Прежде всего нужно сказать, что Сажин был не женат, хотя уже близился к критическому возрасту. Поэтому в обстановке всего дома чувствовалась известная пустота и недостаток настоящей жизни. Всем хозяйством заправляла старушка-экономка Василиса Ивановна, очень степенная и даже сердитая особа, которая держала двух горничных, кухарку и дворника в ежовых рукавицах. Кучер и швейцар Семеныч раньше тоже находились под ее игом, но, попав, в земство, заняли до некоторой степени независимое положение. Василиса Ивановна жила в нижнем этаже, в уютных низеньких комнатках, и редко поднималась наверх, чтобы не видеть этой холостой пустоты, резавшей ее сердце. Заветной мыслью старушки было, чтобы Павел Васильич женился, но год шел за годом, а громадный сажинский дом все стоял без хозяйки. «Уйдет, видно, сажинский род на перевод», — печально думала Василиса Ивановна, когда по вечерам в своей гостиной вязала какой-то бесконечный чулок. Ее пугала водворявшаяся в доме вечерняя тишина, когда Павел Васильевич уезжал в театр или куда-нибудь в гости. Деловая суета, знесенная в дом событиями последнего времени, не особенно радовала старушку, и она не причисляла себя к земству, как делал Семеныч.
— Оно, конечно, хорошо, что и говорить, да только… — Василиса Ивановна не договаривала, что «только», и углублялась в свой чулок, точно хотела ввязать в него свою упорную старушечью мысль.

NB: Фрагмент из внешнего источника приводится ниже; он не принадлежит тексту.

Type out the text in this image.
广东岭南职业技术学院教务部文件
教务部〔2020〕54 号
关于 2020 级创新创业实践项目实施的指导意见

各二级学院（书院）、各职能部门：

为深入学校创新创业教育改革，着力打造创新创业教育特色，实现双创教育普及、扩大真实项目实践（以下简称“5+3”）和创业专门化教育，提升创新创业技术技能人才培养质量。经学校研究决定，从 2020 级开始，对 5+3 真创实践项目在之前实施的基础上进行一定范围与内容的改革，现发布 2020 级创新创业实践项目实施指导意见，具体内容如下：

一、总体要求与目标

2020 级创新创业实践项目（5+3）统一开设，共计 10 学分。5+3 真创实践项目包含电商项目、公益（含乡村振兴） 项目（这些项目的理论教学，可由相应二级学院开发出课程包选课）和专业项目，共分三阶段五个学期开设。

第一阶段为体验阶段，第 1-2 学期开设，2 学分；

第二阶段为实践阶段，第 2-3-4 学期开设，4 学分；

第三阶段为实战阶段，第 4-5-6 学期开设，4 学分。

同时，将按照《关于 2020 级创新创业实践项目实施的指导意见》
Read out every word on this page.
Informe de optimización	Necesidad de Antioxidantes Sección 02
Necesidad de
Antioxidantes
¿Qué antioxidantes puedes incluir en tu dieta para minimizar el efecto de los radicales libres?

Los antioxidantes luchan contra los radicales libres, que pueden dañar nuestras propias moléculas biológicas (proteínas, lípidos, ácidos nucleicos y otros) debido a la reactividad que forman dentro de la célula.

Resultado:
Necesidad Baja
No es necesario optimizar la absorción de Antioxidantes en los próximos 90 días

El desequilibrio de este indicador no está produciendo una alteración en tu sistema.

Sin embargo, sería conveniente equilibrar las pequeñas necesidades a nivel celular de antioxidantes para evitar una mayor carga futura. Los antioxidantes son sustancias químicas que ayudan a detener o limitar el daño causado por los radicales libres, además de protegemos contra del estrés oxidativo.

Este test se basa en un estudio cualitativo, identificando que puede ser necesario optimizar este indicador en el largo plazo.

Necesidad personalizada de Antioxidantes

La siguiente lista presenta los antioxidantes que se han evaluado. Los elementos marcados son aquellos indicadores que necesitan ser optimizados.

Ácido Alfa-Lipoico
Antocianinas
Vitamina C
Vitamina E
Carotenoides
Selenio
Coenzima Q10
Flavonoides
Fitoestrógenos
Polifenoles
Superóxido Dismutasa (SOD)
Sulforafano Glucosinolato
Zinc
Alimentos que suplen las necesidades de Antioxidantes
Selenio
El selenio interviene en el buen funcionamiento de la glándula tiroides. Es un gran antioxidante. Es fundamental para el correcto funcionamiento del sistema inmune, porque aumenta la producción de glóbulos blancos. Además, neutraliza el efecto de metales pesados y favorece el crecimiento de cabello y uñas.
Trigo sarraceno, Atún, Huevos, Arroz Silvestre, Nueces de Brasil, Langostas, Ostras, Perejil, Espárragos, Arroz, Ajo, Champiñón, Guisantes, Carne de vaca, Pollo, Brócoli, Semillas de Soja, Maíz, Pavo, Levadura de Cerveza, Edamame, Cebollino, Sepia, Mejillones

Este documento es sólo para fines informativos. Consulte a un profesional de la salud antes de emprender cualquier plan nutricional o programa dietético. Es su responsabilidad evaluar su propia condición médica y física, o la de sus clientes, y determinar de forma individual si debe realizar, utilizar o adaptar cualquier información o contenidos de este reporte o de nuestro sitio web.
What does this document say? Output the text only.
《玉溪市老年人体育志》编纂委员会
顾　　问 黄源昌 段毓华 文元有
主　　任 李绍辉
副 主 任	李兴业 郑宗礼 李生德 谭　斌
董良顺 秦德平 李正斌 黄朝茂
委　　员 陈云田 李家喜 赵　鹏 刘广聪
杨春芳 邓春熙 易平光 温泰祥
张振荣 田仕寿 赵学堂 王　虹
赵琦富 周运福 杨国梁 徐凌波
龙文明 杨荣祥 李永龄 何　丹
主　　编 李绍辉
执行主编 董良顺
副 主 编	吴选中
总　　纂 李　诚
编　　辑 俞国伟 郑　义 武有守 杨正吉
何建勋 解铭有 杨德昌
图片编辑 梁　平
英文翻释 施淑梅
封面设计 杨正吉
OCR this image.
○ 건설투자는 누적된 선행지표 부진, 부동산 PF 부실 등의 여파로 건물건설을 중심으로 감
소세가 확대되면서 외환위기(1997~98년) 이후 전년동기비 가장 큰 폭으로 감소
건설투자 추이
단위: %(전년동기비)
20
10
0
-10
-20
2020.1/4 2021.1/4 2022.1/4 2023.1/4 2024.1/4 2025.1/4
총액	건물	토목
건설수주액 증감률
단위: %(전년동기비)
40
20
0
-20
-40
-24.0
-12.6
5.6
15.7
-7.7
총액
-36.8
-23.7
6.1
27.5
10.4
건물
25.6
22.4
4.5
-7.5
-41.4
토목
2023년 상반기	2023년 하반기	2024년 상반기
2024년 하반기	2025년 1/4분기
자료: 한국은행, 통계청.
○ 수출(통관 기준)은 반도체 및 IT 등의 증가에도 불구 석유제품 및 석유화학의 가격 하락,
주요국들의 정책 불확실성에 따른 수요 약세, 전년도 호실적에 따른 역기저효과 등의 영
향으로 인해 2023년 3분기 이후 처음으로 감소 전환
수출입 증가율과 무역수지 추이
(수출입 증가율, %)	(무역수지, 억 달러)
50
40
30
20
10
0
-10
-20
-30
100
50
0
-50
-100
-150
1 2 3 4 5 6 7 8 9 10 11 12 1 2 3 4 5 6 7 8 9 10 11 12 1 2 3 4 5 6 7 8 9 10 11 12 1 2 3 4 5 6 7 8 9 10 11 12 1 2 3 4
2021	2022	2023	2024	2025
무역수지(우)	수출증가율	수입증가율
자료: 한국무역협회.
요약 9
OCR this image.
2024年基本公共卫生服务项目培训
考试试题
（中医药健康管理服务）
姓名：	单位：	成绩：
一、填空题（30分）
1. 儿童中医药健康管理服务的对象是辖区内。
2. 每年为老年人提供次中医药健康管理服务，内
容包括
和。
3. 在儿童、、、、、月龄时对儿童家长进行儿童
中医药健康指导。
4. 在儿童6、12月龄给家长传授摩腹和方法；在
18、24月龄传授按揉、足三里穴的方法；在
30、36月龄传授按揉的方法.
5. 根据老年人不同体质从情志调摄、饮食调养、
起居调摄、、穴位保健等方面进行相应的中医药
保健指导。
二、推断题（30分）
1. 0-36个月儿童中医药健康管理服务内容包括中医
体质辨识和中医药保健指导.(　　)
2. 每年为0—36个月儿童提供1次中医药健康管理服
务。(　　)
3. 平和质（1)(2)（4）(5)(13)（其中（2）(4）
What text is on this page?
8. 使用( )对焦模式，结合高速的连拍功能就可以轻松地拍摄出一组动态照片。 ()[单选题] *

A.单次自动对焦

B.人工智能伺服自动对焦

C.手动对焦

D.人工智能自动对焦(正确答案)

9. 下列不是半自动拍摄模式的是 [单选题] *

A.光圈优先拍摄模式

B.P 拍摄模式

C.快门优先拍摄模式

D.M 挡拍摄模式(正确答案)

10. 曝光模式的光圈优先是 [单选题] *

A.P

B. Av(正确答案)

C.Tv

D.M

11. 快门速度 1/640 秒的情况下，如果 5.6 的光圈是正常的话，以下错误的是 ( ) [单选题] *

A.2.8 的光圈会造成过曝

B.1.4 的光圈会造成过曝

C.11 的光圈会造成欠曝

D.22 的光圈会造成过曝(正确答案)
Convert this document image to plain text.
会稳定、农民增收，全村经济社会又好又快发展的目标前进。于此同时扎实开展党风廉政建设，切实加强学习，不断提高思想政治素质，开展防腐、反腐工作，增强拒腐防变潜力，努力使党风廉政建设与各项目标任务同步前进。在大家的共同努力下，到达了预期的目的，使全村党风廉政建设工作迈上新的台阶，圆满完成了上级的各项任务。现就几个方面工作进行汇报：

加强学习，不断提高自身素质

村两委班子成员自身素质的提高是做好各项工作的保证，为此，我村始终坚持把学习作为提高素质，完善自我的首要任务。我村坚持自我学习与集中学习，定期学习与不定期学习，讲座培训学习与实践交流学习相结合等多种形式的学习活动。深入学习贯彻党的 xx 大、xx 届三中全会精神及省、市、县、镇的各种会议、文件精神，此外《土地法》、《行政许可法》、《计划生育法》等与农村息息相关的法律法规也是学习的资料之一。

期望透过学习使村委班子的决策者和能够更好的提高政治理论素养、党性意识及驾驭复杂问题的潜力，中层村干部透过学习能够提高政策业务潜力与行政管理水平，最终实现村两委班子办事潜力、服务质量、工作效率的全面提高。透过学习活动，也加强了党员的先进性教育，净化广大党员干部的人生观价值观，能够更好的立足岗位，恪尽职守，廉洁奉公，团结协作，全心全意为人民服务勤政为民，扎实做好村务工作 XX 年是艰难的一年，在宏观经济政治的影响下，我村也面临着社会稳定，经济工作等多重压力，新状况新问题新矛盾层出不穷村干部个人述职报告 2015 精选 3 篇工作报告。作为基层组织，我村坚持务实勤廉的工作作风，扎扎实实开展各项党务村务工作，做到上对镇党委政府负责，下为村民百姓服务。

Утро у Сажина уходило как-то между рук: на письма, газеты и скучную возню с посетителями. После легкого завтрака он уезжал в управу и возвращался домой только к пяти часам, когда его ждал уже готовый обед и кто-нибудь из близких знакомых, являвшихся запросто. Их было всего трое: артиллерийский офицер Белошеев, чиновник контрольной палаты Куткевич и библиотекарь Щипцов. Доктор Вертепов в этот счет не шел, потому что был просто своим человеком и располагался здесь, как у себя дома. Все были ужасно заняты, и самым удобным временем для бесед служило время обеда. На обязанности Щипцова было сообщать последние журнальные новости; Куткевич следил за администрацией, а Белошеев, в качестве «ученого друга», имел полное право отмалчиваться. Самым главным членом кружка являлся Вертепов, давший обществу хлесткую кличку «молодого Мохова». Все очень уважали друг друга, и время проходило очень весело, благо материала для самых оживленных бесед было совершенно достаточно. В сажинской столовой доставалось и ветхозаветным моховским чиновникам, и полиции, и самому губернатору. Каждая чиновничья плутня, последняя консисторская взятка, во тьме кромешной совершенная полицейская порка — все отдавалось здесь, как в резонаторе, а затем в столичные газеты летели бойкие корреспонденции.
— Нам нужно свою газету, господа!.. — провозгласил однажды доктор Вертепов в столовой. — А редактором будет Щипцов… У него бойкое перо, и дело пойдет. Тогда мы всех подтянем…
Щипцов, хромой и самолюбивый господин с умным лицом и окладистой бородой, открыл в Мохове, года два назад, публичную библиотеку, и за ним сразу установилась почему-то репутация самого опасного человека. Может быть, это объяснялось некоторой таинственностью, с какой он делал самые обыкновенные вещи, а потом благодаря его резким выходкам и интеллигентной физиономии. Что ни говорите, а внешность имеет громадное значение, а в то время полного разгрома всяких авторитетов она играла первую роль. Предложение издавать газету Щипцов принял довольно сдержанно и дал, между прочим, понять, что это было его давнишним желанием, но что он выжидал времени.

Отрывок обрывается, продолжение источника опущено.